Please see the attachment

Author Response File: Author Response.pdf

Reviewer 2 Report

In this study the authors provide with interesting data regarding the mechanism by which the autophagy inhibitor IITZ-01 enhances TRAIL mediated apoptosis in renal cancer cells. The methods and results obtained are well described and support the conclusions, providing with novel mechanistic data. It is also of merit that, in addition to the kidney cancer cell line Caki, additional cell models are included in the last part of the results section. Some comments are provided below.

1. While the downregulation of Cbl by IITZ-01 is demonstrated to occur at protein level with CHX treatment, little is commented on USP9X downregulation by IITZ-01. Little is known about the regulation of the expression of this protein, and in cancer cells both increased and decreased expression has been detected compared with normal tissues (e.g. 3978/j.issn.2072-1439.2015.04.28, 10.3892/or.2019.7131).
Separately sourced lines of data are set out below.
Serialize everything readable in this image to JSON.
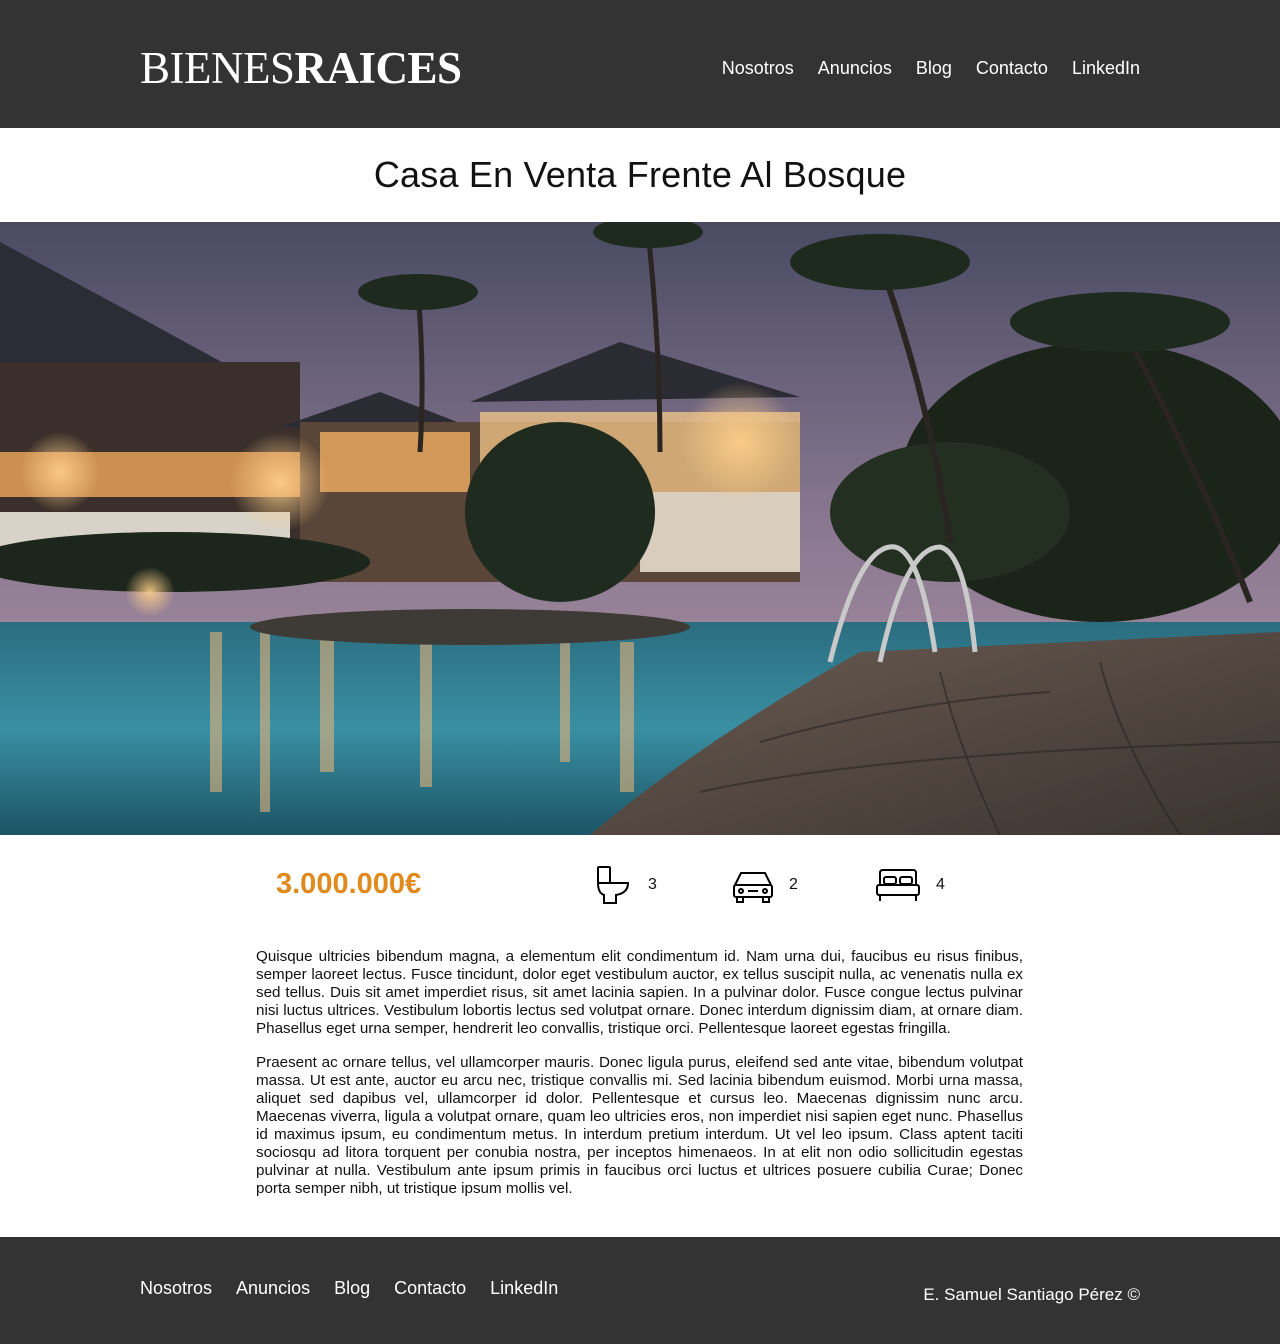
{
  "header": {
    "logo_light": "BIENES",
    "logo_bold": "RAICES",
    "nav": [
      "Nosotros",
      "Anuncios",
      "Blog",
      "Contacto",
      "LinkedIn"
    ]
  },
  "page": {
    "title": "Casa En Venta Frente Al Bosque"
  },
  "hero": {
    "image_icon": "resort-pool-photo"
  },
  "summary": {
    "price": "3.000.000€",
    "features": [
      {
        "icon": "toilet-icon",
        "value": "3"
      },
      {
        "icon": "car-icon",
        "value": "2"
      },
      {
        "icon": "bed-icon",
        "value": "4"
      }
    ],
    "price_color": "#e08a1e"
  },
  "content": {
    "paragraphs": [
      "Quisque ultricies bibendum magna, a elementum elit condimentum id. Nam urna dui, faucibus eu risus finibus, semper laoreet lectus. Fusce tincidunt, dolor eget vestibulum auctor, ex tellus suscipit nulla, ac venenatis nulla ex sed tellus. Duis sit amet imperdiet risus, sit amet lacinia sapien. In a pulvinar dolor. Fusce congue lectus pulvinar nisi luctus ultrices. Vestibulum lobortis lectus sed volutpat ornare. Donec interdum dignissim diam, at ornare diam. Phasellus eget urna semper, hendrerit leo convallis, tristique orci. Pellentesque laoreet egestas fringilla.",
      "Praesent ac ornare tellus, vel ullamcorper mauris. Donec ligula purus, eleifend sed ante vitae, bibendum volutpat massa. Ut est ante, auctor eu arcu nec, tristique convallis mi. Sed lacinia bibendum euismod. Morbi urna massa, aliquet sed dapibus vel, ullamcorper id dolor. Pellentesque et cursus leo. Maecenas dignissim nunc arcu. Maecenas viverra, ligula a volutpat ornare, quam leo ultricies eros, non imperdiet nisi sapien eget nunc. Phasellus id maximus ipsum, eu condimentum metus. In interdum pretium interdum. Ut vel leo ipsum. Class aptent taciti sociosqu ad litora torquent per conubia nostra, per inceptos himenaeos. In at elit non odio sollicitudin egestas pulvinar at nulla. Vestibulum ante ipsum primis in faucibus orci luctus et ultrices posuere cubilia Curae; Donec porta semper nibh, ut tristique ipsum mollis vel."
    ]
  },
  "footer": {
    "nav": [
      "Nosotros",
      "Anuncios",
      "Blog",
      "Contacto",
      "LinkedIn"
    ],
    "copyright": "E. Samuel Santiago Pérez ©"
  },
  "colors": {
    "header_bg": "#333333",
    "accent": "#e08a1e"
  }
}
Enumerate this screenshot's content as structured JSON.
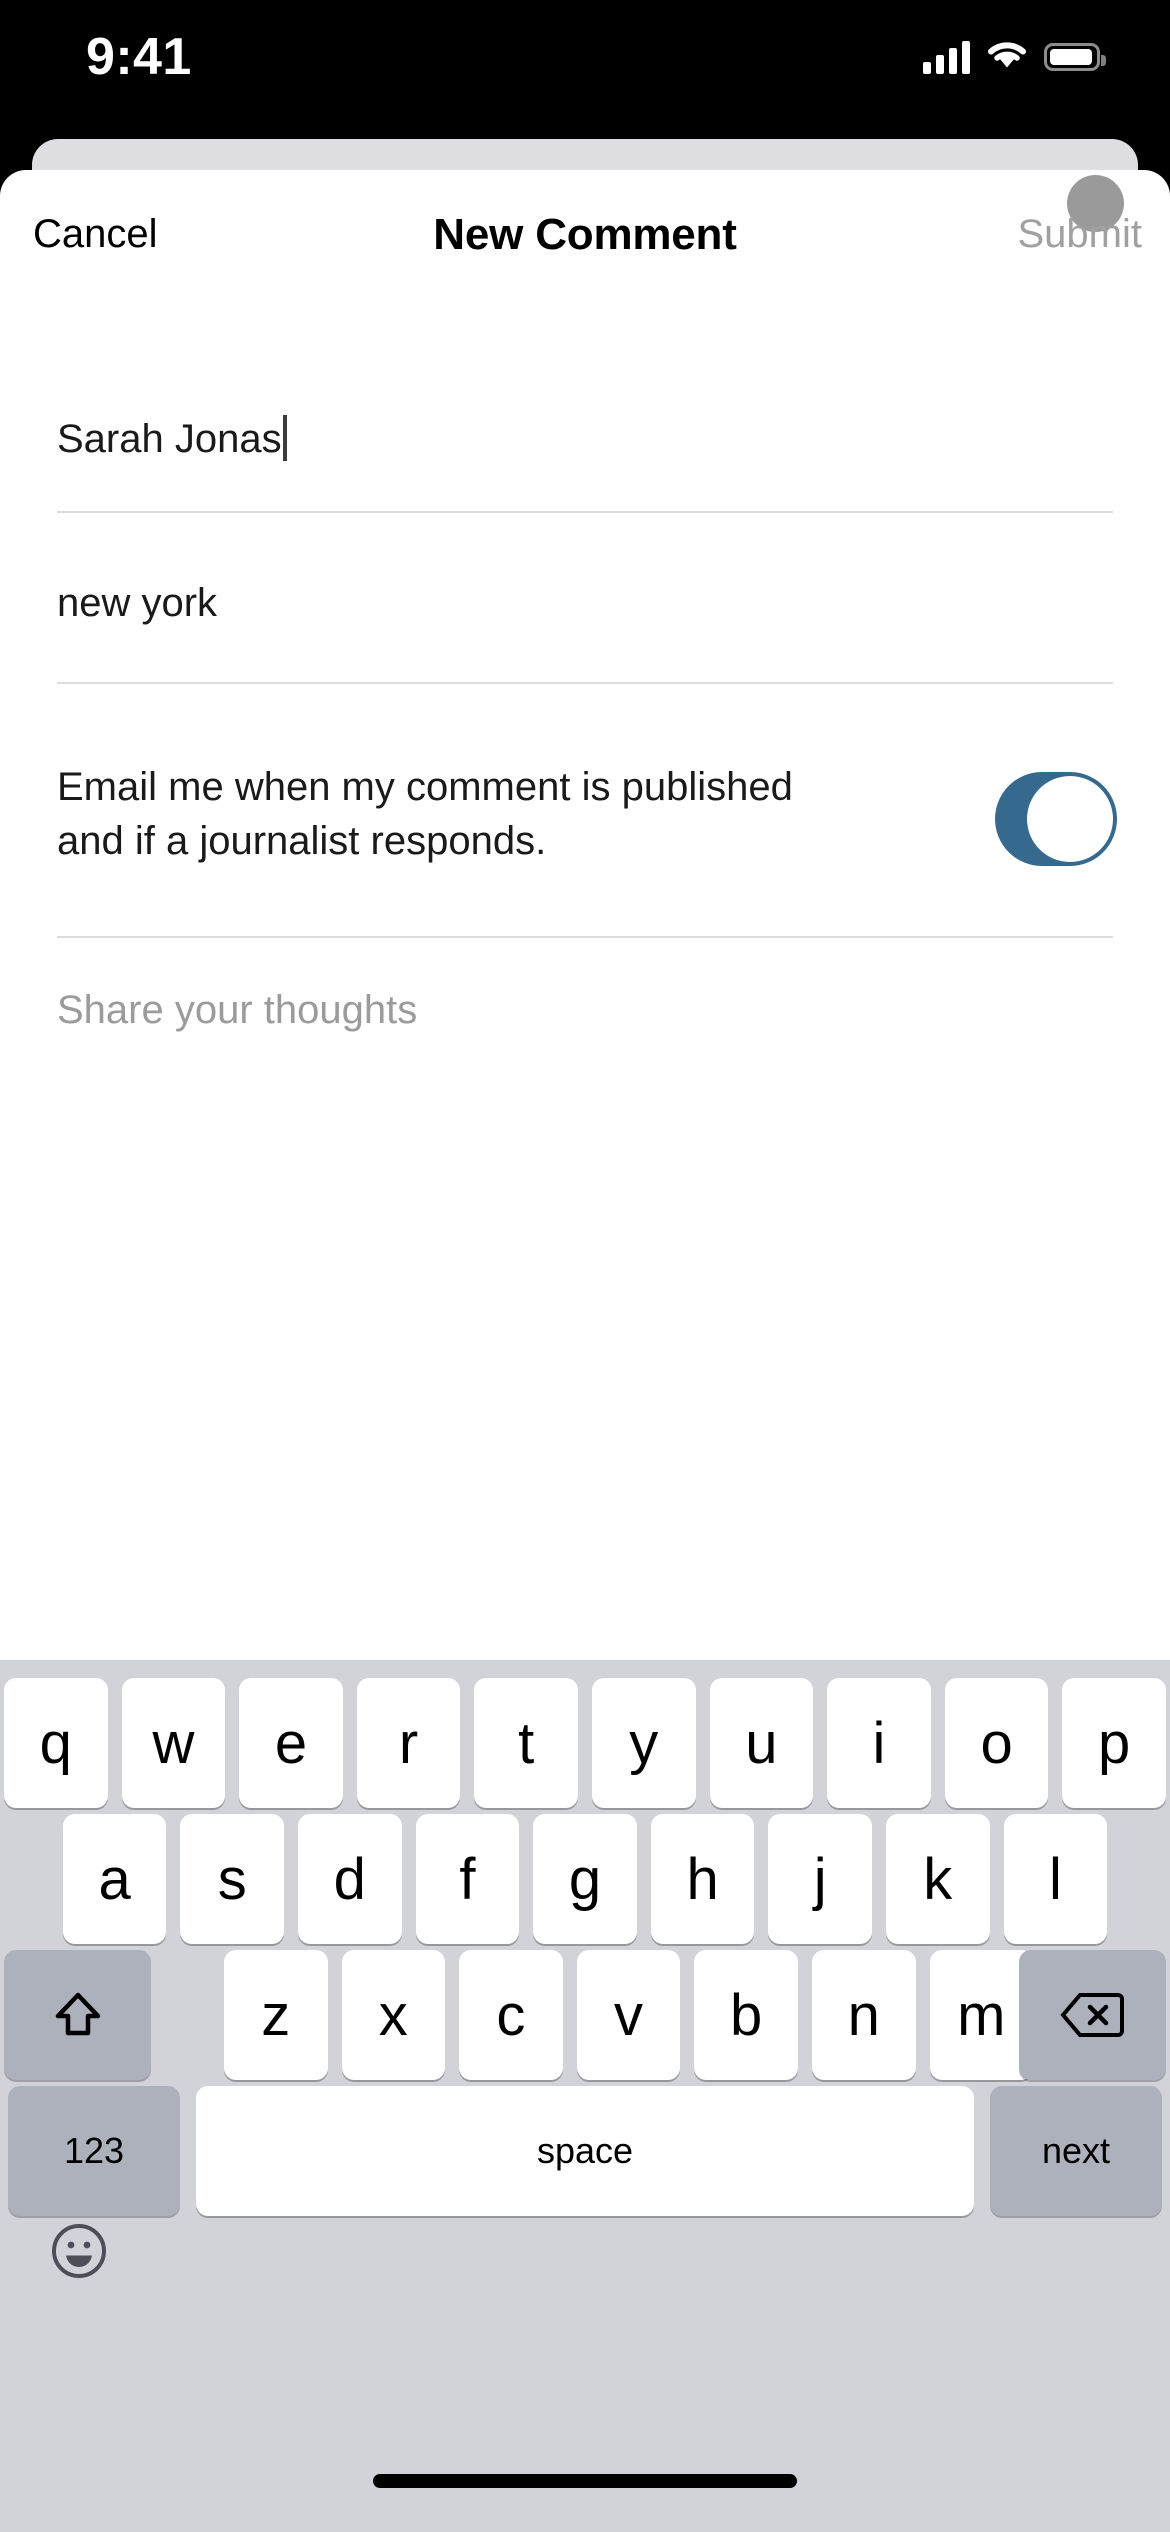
{
  "status_bar": {
    "time": "9:41",
    "signal_icon": "cellular-bars-icon",
    "wifi_icon": "wifi-icon",
    "battery_icon": "battery-icon"
  },
  "sheet": {
    "nav": {
      "cancel_label": "Cancel",
      "title": "New Comment",
      "submit_label": "Submit",
      "submit_disabled": true,
      "avatar_icon": "avatar-placeholder"
    },
    "form": {
      "name_value": "Sarah Jonas",
      "location_value": "new york",
      "notify_label": "Email me when my comment is published and if a journalist responds.",
      "notify_enabled": true,
      "comment_placeholder": "Share your thoughts"
    }
  },
  "keyboard": {
    "row1": [
      "q",
      "w",
      "e",
      "r",
      "t",
      "y",
      "u",
      "i",
      "o",
      "p"
    ],
    "row2": [
      "a",
      "s",
      "d",
      "f",
      "g",
      "h",
      "j",
      "k",
      "l"
    ],
    "row3": [
      "z",
      "x",
      "c",
      "v",
      "b",
      "n",
      "m"
    ],
    "shift_icon": "shift-arrow-icon",
    "backspace_icon": "backspace-delete-icon",
    "numbers_label": "123",
    "space_label": "space",
    "return_label": "next",
    "emoji_icon": "emoji-smiley-icon"
  },
  "colors": {
    "toggle_on": "#36698E",
    "keyboard_bg": "#D1D3D9",
    "key_white": "#FFFFFF",
    "key_gray": "#ADB1BB",
    "submit_disabled": "#A0A0A0",
    "placeholder": "#9B9B9B",
    "divider": "#DCDCDC",
    "avatar": "#9A9A9A"
  },
  "home_indicator": "home-indicator-bar"
}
In addition, the downregulation of USP9X has been associated with both poor and good prognosis (e.g. references above, 10.1007/s11845-020-02199-2, 10.3892/ol.2018.8452). Without the need to perform an exhaustive work, it would be interesting to provide with some additional details regarding the downregulation of USP9X in this cell model.

 

2. Comparison of TRAIL sensitivity between cancer and non-cancer cell lines are performed in the study. Given that sensitivity to TRAIL&IITZ-01 relied on survivin downregulation, an explanation of the few subG1 cell levels in normal cells in this condition is lacking. Taking into account the undetectable levels of survivin in these cells, is DR5 induced by IITZ-01 treatment? Do these non-cancer cells display lower levels of DR5? MeasuringDR5 levels in these cells could reinforce DR5-survivin role in TRAIL sensitization.

Author Response

Please see the attachment.

Author Response File: Author Response.pdf

Round 2

Reviewer 1 Report

I sincerely have to apologize.
Anyway, my review would have been positive since the authors have answered to all my concerns adding the requested and pertinent additional experiments.
I am very sorry about my delay, due to vacation, but I would anyway have expressed a positive comment on the paper (which I have carefully read in this revised version).